Pooling

Author:Ludvig Ericson <ludvig circled-a lericson dot se>
See also:Pooling with pylibmc (this document, first revision)
See also:Pooling with pylibmc pt. 2 (follow-up)

Note

This was originally a blog post. Edited and provided here for your convenience.

I was discussing how to implement pooling for pylibmc when I realized what libmemcachedutil‘s pooling is - or rather, what it isn’t.

It’s not a magical solution for concurrently doing anything at all, it’s not anything like that – it just helps you with thread-safety.

In Python, however, we’ve got the global interpreter lock, the GIL. This lock must always be held by the thread that is dealing with anything Python. The Python interpreter itself isn’t thread-safe, or rather, it is with the GIL.

This means that whenever Python code is running, you’ll be sure to have exclusive access to all of Python’s memory (unless something is misbehaving.) In turn, this means that the usecase for using libmemcachedutil in a Python library is rather slim.

An example with Werkzeug

This is a Werkzeug-based WSGI application which would be run in multiple threads concurrently and still not have issues with races:

# Configuration
n_threads = 12
mc_addrs = "10.0.1.1", "10.0.1.2", "10.0.1.3"
mc_pool_size = n_threads

# Application
import pylibmc
from contextlib import contextmanager
from pprint import pformat
from werkzeug.wrappers import Request, Response
from werkzeug.exceptions import NotFound

class ClientPool(list):
    @contextmanager
    def reserve(self):
        mc = self.pop()
        try:
            yield mc
        finally:
            self.append(mc)

mc = pylibmc.Client(mc_addrs)
mc_pool = ClientPool(mc.clone() for i in xrange(mc_pool_size))

@Request.application
def my_app(request):
    with mc_pool.reserve() as mc:
        key = request.path[1:].encode("ascii")
        val = mc.get(key)
        if not val:
            return NotFound(key)
        return Response(pformat(val))

if __name__ == "__main__":
    from werkzeug.serving import run_simple
    run_simple("0.0.0.0", 5050, my_app)

It’s fully-functional example of how one could implement pooling with pylibmc, and very much so in the same way that people do with libmemcachedutil. Paste it into a script file, it runs out of the box.

FIFO-like pooling

The aforementioned type of pool is already implemented in pylibmc as pylibmc.ClientPool, with a couple of other bells & whistles as well as tests (hint: don’t implement it yourself.) Its documentation speaks for itself:

class pylibmc.ClientPool(mc=None, n_slots=0)

Client pooling helper.

This is mostly useful in threaded environments, because a client isn’t thread-safe at all. Instead, what you want to do is have each thread use its own client, but you don’t want to reconnect these all the time.

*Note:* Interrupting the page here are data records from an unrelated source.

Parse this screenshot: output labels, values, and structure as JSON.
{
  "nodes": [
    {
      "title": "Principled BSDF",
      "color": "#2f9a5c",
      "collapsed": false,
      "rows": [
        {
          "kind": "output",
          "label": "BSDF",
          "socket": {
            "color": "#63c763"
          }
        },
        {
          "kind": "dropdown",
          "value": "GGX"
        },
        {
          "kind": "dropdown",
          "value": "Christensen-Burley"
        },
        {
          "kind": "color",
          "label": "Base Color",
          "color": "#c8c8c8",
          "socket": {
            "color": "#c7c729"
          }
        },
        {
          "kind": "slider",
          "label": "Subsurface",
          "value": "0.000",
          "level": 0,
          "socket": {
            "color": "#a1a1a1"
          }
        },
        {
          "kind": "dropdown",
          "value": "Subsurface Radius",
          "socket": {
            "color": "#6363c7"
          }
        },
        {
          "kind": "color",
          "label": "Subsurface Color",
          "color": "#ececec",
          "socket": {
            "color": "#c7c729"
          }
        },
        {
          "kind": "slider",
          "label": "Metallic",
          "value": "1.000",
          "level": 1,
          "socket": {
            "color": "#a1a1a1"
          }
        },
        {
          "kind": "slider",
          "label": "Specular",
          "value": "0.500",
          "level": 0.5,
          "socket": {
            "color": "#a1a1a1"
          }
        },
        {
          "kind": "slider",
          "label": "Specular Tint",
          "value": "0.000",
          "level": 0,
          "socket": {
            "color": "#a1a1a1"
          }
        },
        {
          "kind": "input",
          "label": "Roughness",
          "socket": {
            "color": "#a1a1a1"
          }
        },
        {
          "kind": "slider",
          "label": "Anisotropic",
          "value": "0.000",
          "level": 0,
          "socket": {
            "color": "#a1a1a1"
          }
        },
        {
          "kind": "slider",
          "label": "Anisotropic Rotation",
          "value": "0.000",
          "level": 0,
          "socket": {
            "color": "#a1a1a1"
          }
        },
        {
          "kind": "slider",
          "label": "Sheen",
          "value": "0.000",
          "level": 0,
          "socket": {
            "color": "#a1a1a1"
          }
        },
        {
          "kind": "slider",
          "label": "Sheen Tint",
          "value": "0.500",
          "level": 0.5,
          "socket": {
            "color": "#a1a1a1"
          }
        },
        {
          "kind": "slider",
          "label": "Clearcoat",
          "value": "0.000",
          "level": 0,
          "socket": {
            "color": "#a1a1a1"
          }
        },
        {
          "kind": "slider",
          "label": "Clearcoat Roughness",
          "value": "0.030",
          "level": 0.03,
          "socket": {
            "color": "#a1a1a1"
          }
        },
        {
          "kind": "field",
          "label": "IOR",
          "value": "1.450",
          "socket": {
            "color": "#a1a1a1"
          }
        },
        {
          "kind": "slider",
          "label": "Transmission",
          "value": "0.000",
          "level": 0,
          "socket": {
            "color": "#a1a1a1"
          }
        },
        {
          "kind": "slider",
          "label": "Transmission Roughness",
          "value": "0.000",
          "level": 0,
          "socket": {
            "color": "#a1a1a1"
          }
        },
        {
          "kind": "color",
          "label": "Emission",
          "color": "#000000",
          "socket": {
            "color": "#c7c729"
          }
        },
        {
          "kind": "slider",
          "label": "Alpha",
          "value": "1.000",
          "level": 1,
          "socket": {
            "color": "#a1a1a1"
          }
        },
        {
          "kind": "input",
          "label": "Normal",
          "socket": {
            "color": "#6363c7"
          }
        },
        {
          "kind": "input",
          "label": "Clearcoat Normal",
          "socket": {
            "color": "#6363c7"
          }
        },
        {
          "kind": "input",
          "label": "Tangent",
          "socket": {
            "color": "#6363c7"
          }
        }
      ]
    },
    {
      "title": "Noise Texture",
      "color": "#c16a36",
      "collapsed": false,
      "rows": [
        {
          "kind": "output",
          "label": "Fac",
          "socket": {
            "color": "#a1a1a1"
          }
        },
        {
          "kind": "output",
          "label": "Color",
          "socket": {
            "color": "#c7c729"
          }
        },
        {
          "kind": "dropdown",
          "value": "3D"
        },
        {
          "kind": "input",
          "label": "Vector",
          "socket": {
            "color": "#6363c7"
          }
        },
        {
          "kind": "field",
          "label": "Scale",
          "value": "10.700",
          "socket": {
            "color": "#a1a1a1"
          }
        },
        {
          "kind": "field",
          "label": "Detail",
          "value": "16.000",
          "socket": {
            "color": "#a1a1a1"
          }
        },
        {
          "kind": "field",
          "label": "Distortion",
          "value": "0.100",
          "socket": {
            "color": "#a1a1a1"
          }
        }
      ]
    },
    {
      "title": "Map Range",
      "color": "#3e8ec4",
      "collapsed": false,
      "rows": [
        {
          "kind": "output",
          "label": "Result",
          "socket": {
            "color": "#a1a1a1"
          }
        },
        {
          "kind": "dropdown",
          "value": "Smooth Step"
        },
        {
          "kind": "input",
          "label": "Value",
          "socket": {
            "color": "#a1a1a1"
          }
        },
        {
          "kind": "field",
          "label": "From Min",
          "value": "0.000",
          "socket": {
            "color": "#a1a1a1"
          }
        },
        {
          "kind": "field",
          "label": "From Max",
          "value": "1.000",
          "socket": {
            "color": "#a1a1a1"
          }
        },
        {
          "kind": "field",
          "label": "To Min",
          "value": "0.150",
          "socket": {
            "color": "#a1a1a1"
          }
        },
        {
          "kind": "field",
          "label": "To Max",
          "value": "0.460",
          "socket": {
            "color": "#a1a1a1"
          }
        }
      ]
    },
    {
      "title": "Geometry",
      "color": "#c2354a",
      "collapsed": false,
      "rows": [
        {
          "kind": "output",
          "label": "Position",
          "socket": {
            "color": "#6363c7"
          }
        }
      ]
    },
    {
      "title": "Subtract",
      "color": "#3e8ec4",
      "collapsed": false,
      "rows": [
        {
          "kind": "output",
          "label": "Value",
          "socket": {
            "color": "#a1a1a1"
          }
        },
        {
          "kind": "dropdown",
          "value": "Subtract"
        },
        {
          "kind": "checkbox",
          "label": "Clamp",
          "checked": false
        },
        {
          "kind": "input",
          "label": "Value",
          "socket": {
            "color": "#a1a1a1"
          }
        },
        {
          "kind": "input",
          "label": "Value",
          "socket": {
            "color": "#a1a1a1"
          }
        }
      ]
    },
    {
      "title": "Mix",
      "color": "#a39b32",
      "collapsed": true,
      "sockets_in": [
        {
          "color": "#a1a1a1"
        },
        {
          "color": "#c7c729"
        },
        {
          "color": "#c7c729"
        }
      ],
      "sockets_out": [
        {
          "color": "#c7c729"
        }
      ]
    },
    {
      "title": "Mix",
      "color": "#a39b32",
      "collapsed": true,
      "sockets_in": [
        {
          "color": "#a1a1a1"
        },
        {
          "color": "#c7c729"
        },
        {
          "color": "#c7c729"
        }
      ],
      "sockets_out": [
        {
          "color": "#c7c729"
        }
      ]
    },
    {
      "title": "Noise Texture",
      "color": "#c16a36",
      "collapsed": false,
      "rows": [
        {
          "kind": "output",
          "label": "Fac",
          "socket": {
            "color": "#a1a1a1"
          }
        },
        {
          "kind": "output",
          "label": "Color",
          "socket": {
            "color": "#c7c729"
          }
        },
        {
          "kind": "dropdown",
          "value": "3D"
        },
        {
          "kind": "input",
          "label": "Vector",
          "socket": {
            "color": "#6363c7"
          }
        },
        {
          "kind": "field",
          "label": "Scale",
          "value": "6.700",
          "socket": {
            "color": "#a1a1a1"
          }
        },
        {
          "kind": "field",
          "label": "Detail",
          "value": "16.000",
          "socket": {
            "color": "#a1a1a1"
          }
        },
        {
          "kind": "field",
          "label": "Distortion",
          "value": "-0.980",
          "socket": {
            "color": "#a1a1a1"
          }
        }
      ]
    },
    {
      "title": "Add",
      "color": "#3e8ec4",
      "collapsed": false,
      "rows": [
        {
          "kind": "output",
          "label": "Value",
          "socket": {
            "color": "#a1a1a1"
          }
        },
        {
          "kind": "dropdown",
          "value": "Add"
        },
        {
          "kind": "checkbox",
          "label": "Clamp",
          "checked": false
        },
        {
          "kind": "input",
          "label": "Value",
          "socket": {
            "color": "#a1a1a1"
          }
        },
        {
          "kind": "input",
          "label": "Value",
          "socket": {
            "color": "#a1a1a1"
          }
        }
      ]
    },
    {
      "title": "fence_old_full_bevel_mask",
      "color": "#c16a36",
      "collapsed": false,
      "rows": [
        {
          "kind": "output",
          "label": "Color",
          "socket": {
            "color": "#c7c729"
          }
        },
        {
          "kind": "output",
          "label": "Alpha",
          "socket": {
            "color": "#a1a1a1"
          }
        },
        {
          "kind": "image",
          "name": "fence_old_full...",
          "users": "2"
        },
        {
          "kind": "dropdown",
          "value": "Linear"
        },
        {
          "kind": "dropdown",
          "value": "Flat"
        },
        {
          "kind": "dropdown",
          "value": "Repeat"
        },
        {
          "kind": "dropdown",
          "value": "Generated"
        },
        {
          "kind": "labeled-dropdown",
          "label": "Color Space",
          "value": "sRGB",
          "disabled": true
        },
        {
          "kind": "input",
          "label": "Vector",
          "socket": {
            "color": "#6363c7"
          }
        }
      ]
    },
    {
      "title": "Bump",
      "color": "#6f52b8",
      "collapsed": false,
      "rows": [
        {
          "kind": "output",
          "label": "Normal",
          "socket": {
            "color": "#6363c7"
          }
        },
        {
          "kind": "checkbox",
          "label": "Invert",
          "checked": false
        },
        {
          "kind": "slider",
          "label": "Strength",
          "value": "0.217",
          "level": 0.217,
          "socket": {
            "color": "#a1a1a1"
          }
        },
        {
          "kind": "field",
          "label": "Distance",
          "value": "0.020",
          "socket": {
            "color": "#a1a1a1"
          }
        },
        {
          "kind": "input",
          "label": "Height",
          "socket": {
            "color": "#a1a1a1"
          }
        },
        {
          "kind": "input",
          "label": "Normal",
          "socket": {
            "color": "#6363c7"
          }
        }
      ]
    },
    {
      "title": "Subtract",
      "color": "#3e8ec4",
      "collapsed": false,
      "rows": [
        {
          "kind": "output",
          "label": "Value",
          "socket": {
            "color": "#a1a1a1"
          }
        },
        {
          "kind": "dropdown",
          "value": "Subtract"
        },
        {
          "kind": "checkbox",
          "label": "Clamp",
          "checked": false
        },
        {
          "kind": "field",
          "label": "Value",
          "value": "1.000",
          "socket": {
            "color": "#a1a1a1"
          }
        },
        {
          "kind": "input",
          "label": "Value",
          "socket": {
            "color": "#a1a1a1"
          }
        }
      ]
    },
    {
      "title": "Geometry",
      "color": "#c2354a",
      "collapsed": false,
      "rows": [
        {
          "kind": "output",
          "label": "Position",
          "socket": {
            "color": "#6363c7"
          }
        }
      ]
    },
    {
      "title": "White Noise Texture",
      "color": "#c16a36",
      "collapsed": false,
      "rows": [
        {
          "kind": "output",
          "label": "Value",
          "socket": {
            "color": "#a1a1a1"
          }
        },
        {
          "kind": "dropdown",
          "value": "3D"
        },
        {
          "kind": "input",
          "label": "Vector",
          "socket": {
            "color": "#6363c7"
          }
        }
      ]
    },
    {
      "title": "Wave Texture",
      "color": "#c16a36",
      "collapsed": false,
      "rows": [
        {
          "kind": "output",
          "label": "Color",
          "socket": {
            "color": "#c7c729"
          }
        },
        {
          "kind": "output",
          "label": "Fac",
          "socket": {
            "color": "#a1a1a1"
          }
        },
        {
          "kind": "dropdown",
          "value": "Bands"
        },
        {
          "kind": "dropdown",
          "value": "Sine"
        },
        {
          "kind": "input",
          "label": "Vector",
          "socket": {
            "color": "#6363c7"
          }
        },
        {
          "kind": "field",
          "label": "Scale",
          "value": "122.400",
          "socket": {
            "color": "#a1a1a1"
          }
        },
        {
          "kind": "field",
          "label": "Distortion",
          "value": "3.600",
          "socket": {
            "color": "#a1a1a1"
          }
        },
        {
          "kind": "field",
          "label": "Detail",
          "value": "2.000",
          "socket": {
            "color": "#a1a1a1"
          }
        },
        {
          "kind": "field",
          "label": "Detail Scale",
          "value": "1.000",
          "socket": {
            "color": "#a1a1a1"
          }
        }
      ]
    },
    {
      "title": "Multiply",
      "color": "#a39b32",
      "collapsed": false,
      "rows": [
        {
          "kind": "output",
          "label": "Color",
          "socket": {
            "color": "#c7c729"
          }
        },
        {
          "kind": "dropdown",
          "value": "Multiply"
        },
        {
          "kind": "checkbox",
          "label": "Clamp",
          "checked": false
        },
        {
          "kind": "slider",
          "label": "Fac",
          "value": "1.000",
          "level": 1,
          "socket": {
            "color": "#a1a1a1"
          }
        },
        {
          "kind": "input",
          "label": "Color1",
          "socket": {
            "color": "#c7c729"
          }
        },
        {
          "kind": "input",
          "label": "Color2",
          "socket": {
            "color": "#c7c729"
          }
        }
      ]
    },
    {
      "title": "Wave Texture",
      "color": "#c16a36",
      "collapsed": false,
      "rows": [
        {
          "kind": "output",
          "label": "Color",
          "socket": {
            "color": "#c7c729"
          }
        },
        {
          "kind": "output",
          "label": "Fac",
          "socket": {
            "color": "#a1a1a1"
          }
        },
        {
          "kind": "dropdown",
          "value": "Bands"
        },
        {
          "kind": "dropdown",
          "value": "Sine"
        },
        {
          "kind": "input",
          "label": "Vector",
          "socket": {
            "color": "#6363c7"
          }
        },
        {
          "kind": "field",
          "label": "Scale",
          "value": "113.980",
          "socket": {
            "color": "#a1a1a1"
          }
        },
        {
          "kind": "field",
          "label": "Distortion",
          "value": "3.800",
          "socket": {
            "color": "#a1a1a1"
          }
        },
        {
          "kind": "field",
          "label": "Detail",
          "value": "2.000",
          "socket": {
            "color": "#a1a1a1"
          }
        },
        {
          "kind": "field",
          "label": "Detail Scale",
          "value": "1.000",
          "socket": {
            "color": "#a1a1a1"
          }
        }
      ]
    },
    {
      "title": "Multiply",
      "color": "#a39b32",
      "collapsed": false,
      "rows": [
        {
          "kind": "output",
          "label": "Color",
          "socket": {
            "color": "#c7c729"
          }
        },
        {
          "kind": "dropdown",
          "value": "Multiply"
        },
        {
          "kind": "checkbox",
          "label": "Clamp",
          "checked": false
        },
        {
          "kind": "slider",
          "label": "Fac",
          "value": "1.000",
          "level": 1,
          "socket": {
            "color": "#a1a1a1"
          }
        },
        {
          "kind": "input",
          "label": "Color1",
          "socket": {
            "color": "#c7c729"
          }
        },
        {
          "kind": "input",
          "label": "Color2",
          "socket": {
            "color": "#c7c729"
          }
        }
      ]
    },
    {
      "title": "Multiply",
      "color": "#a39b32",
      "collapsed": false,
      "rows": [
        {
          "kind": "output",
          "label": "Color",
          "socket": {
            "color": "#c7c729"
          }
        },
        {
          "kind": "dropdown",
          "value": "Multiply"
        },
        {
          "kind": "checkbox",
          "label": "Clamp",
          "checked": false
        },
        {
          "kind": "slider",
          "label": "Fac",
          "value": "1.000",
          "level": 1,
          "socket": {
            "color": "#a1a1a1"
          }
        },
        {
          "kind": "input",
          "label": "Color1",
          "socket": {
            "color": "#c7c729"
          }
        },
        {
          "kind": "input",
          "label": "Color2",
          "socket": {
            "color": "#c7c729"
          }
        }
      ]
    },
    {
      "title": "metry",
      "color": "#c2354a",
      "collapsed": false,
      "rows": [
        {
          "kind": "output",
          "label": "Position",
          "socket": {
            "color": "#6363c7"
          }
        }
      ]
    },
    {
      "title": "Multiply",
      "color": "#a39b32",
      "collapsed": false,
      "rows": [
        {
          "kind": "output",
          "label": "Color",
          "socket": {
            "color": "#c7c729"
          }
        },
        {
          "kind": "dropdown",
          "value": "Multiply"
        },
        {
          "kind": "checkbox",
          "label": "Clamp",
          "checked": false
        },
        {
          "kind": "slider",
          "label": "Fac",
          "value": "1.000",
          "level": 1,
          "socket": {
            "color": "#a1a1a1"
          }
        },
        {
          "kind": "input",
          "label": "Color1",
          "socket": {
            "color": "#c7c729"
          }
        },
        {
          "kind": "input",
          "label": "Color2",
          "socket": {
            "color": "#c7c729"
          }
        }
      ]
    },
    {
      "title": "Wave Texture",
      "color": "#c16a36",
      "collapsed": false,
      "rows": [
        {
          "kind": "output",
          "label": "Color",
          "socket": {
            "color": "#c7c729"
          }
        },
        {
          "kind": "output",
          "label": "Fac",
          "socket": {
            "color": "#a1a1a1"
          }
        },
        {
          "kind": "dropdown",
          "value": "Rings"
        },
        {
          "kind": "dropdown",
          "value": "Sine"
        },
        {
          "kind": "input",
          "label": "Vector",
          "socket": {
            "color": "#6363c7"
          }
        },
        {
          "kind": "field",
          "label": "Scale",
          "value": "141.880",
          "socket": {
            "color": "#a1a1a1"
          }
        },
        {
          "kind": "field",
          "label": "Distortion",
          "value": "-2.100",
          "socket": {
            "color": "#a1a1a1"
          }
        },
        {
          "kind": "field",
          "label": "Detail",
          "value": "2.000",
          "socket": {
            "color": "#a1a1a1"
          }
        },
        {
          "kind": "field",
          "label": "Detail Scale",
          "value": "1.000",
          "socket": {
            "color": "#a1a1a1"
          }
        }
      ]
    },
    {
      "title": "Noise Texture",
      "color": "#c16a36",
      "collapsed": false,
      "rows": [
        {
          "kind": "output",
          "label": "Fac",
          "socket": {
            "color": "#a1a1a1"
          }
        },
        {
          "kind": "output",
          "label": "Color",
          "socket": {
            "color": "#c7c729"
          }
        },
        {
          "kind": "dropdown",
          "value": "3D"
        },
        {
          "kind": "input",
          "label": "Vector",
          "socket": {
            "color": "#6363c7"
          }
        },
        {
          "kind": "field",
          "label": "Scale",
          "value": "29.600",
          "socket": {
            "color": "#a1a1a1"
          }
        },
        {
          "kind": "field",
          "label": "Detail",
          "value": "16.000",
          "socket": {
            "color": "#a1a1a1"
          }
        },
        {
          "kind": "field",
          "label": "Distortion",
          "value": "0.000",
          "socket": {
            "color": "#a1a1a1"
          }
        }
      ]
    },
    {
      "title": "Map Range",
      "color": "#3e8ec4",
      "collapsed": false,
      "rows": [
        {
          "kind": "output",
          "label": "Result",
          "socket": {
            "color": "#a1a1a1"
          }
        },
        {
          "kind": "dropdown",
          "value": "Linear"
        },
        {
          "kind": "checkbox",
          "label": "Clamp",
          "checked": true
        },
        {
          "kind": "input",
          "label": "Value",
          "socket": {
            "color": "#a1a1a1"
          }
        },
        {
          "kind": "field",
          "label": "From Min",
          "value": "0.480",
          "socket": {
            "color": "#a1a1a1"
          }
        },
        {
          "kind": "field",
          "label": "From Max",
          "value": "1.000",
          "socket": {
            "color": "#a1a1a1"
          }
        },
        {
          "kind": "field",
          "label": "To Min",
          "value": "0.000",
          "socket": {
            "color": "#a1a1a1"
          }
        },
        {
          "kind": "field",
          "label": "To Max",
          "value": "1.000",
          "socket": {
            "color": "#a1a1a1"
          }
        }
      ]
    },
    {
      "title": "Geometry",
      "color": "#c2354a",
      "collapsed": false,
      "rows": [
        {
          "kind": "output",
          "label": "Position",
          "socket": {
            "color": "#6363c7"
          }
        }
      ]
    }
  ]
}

The solution is a pool, and this class is a helper for that.

>>> from pylibmc.test import make_test_client
>>> mc = make_test_client()
>>> pool = ClientPool()
>>> pool.fill(mc, 4)
>>> with pool.reserve() as mc:
...     mc.set("hi", "ho")
...     mc.delete("hi")
... 
True
True
fill(mc, n_slots)

Fill n_slots of the pool with clones of mc.

reserve(block=False)

Context manager for reserving a client from the pool.

If block is given and the pool is exhausted, the pool waits for another thread to fill it before returning.

The use is identical to what was demonstrated above, apart from initialization, that would look like this:

mc = pylibmc.Client(mc_addrs)
mc_pool = pylibmc.ClientPool(mc, mc_pool_size)

Thread-mapped pooling

Another possibility is to have a data structure that remembers the thread name (i.e. key it by thread ID or so.)

Each thread would reserve its client in the dict on each request. If none exists, it would clone a master instance. Again, the documentation:

class pylibmc.ThreadMappedPool(master)

Much like the ClientPool, helps you with pooling.

In a threaded environment, you’d most likely want to have a client per thread. And there’d be no harm in one thread keeping the same client at all times. So, why not map threads to clients? That’s what this class does.

If a client is reserved, this class checks for a key based on the current thread, and if none exists, clones the master client and inserts that key.

Of course this requires that you let the pool know when a thread is done with its reserved instance, so therefore relinquish must be called before thread exit.

>>> from pylibmc.test import make_test_client
>>> mc = make_test_client()
>>> pool = ThreadMappedPool(mc)
>>> with pool.reserve() as mc:
...     mc.set("hi", "ho")
...     mc.delete("hi")
... 
True
True
reserve()

Reserve a client.

Creates a new client based on the master client if none exists for the current thread.

relinquish()

Relinquish any reserved client for the current context.

Call this method before exiting a thread if it might potentially use this pool.

A note on relinquishing

You must be sure to call ThreadMappedPool.relinquish() before exiting a thread that has used the pool, from that thread! Otherwise, some clients will never be reclaimed and you will have stale, useless connections.